I’m battered and marked up from the LOC trail, which collected it’s blood tax on me yesterday. We saw some familiar faces out there, which is uncommon. I never see anybody out there for the most part. The word must be getting around that it is smooth as Bill Clinton now, thanks to our hard work.
Random and unrelated, but telling quote: Sasquatch to his wife after returning from a ride’ “I really am a road biker!” As if we didn’t know all along. The bidding for his Gary Fisher 29’er will start at $1.00.
Juancho-Out until Thursday because I tour harder than the Rolling Stones.
What is your performance enhancing drug?
Strange, I always found Jameson’s hurts my performance (on the bike) but increases my satisfaction.

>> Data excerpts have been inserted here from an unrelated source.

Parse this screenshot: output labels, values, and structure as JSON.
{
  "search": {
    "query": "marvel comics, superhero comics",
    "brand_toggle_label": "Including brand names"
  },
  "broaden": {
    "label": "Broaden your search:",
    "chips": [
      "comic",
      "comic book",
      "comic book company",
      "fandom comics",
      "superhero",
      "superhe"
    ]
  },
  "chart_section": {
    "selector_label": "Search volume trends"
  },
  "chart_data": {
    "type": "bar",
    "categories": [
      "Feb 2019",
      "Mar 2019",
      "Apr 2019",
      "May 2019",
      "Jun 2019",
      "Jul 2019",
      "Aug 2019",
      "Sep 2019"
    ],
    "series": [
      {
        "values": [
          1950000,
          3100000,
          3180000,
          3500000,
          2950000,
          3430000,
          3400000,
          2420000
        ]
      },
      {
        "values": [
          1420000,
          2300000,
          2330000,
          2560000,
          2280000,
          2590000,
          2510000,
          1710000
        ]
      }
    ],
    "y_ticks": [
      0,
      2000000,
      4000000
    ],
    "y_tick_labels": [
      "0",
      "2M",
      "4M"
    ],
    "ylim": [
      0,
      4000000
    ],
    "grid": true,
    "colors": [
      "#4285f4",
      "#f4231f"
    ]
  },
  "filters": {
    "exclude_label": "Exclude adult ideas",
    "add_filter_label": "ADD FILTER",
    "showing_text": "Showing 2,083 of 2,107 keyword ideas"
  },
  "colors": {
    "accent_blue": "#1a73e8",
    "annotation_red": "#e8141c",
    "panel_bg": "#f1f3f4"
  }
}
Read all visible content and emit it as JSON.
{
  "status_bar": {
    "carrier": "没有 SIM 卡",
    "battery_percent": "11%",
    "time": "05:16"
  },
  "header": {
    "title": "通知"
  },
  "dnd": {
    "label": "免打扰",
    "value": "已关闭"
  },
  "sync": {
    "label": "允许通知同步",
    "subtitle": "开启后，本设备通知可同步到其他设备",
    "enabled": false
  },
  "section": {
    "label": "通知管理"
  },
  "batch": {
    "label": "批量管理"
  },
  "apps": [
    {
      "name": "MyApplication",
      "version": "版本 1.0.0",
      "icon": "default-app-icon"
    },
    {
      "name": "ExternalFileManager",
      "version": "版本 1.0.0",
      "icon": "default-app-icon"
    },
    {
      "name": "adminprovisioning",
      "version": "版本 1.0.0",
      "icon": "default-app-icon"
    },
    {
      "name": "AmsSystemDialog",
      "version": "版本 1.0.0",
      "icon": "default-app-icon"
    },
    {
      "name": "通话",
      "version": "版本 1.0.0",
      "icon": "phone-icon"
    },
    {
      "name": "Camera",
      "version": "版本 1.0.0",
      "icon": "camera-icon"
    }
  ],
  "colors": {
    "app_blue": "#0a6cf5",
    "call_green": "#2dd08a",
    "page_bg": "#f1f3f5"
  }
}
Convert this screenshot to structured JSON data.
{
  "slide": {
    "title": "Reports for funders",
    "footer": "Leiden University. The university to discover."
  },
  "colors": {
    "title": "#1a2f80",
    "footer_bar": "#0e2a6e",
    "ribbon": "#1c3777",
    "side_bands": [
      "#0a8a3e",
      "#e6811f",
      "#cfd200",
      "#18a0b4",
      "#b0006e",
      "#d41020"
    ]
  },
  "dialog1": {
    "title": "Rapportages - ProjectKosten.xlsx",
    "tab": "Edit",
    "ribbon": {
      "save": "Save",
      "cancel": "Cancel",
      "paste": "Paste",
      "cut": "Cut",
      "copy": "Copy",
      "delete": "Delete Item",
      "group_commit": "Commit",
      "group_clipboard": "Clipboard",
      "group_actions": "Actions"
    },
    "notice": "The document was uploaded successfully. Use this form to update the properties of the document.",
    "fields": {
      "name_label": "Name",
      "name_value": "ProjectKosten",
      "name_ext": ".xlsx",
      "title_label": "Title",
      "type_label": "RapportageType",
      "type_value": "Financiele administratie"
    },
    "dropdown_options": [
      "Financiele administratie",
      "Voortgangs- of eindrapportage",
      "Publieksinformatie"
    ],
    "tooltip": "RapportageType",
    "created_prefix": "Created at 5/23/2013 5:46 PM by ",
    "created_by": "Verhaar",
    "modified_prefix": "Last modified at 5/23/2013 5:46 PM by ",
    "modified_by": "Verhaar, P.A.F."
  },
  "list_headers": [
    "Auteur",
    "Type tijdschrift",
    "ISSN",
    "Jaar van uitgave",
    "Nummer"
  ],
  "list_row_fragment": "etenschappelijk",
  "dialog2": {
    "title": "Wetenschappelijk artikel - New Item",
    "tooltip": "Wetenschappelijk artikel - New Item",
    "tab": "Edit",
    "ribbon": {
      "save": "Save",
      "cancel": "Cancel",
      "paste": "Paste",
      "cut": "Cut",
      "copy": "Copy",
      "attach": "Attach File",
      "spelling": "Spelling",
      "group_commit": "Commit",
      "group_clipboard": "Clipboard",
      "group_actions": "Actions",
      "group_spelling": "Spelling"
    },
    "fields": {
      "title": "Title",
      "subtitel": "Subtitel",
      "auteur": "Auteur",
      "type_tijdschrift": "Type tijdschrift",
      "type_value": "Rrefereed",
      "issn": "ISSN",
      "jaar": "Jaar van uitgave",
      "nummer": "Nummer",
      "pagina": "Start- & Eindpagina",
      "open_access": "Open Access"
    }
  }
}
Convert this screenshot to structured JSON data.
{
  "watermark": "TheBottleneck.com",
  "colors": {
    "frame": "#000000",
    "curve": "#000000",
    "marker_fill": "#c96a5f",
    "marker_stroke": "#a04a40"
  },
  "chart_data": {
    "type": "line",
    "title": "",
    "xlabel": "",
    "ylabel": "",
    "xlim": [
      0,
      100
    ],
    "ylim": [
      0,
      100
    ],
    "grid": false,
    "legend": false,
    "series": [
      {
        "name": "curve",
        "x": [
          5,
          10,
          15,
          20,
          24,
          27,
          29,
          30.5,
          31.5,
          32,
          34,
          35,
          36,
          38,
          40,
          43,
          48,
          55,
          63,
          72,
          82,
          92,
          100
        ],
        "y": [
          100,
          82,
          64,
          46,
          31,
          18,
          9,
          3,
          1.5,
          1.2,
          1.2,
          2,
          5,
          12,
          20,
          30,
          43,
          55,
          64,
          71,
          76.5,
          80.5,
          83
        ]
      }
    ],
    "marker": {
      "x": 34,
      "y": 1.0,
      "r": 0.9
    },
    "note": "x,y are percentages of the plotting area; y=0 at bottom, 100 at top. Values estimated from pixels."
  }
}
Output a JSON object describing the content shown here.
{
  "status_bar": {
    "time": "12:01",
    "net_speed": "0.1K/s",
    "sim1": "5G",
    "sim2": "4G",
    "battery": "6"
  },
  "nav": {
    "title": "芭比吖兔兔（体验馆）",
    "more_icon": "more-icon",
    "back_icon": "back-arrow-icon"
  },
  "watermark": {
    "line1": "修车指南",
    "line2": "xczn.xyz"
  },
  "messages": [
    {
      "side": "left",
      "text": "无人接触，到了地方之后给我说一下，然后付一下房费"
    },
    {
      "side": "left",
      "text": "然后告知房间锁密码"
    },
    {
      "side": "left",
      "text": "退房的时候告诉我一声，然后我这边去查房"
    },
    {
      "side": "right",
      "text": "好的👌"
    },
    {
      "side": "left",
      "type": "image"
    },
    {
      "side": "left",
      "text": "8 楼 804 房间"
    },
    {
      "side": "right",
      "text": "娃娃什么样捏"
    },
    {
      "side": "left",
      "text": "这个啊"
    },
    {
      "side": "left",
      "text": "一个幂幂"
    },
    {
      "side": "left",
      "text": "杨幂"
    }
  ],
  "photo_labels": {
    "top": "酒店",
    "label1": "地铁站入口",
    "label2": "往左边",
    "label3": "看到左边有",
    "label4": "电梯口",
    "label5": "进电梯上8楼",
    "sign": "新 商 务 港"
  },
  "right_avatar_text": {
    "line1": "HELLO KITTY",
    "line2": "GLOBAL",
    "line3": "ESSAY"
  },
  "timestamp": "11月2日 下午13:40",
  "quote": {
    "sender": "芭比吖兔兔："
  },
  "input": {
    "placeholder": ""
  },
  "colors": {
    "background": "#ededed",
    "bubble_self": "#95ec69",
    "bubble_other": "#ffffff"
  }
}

My performance enhancing substance: scrambled eggs, with grated cheese and sprinkled with wheat germ and ground flax seed, seasoned with Tony Cachere. Bananas for the potassium, ‘cos I cramp. A hit of pickle brine, also for cramping, based on a suggestion brought back from a race by one of my ride buddies — also, let’s face it, because I like the taste.
I’m not averse to biscuits and “gravey” — does the added “e” denote greater viscosity?
The “e” probably means the photo was taken north of the MD line.
herent-Keep that flask handy, I’ll be thirst when we cross paths.
Not doing anything that truly requires a performance, I need no enhancers. Mine is a pure and lazy life.
Stop showing off.
I like pancakes.
And I’ve been misquoted. I’d give you the real quote but you swine are already choking on my pearls.
Great post, otherwise. Especially the part about endurance mountain biking having a lot in common with lumberjacking or post hole digging. That’s a truth I can still recognize and appreciate, so there must be hope for me yet.
Think of all that redemption awaiting you at San Fiasco.
Oh, wait. I like cake. I forgot.
Hy thar folks,
i hav bin watchin this her grupe for sum tyme now. it reeds real funny sumtymes. i bin checkin round on this jauncho feller what rites this stuff. rumer is hiz ole man is sum kinda qaucky doctor what says that biskits ‘n gravy ain’t all that good fer ya. clogs yer arterys ‘n stuff. course ther’s nothin more aeroyobic thin trale ridin’on 2 wheeels.
I’m with Libby. I like cake too, with a nice cup of coffee…mmmmmmm…breakfast of champions. You boys have your biscuits & gravy and your burly bike rides, and we’ll enjoy the show.
Can I be the only one who drinks coffee?
I drink coffee for pure addictive pleasure. I don’t need it to enhance my performance.
This comment has been removed by a blog administrator.
Tried putting racing fuel in the ol’ tractor once too, it wretched and bucked something fierce.
You have to stick to what works.
Two pieces of toast. One with jelly, one with PB. Slap them together and slide a scrambled egg in between (bit ‘o mozarella makes it even better). And make the coffee dark!
Hot fresh bagel sandwich with cream cheese and smoked salmon. 2 cups of French Roast. Large cup of OJ.
Fish burps are best.
Damn! Y’all did real good. And who are all these new folks stopping by? Who knows? I guess that’s the point. I’m going to wind the crank on the grey matter and try to get a post up today. I’m taarred, and quite happy to be back in the hovel.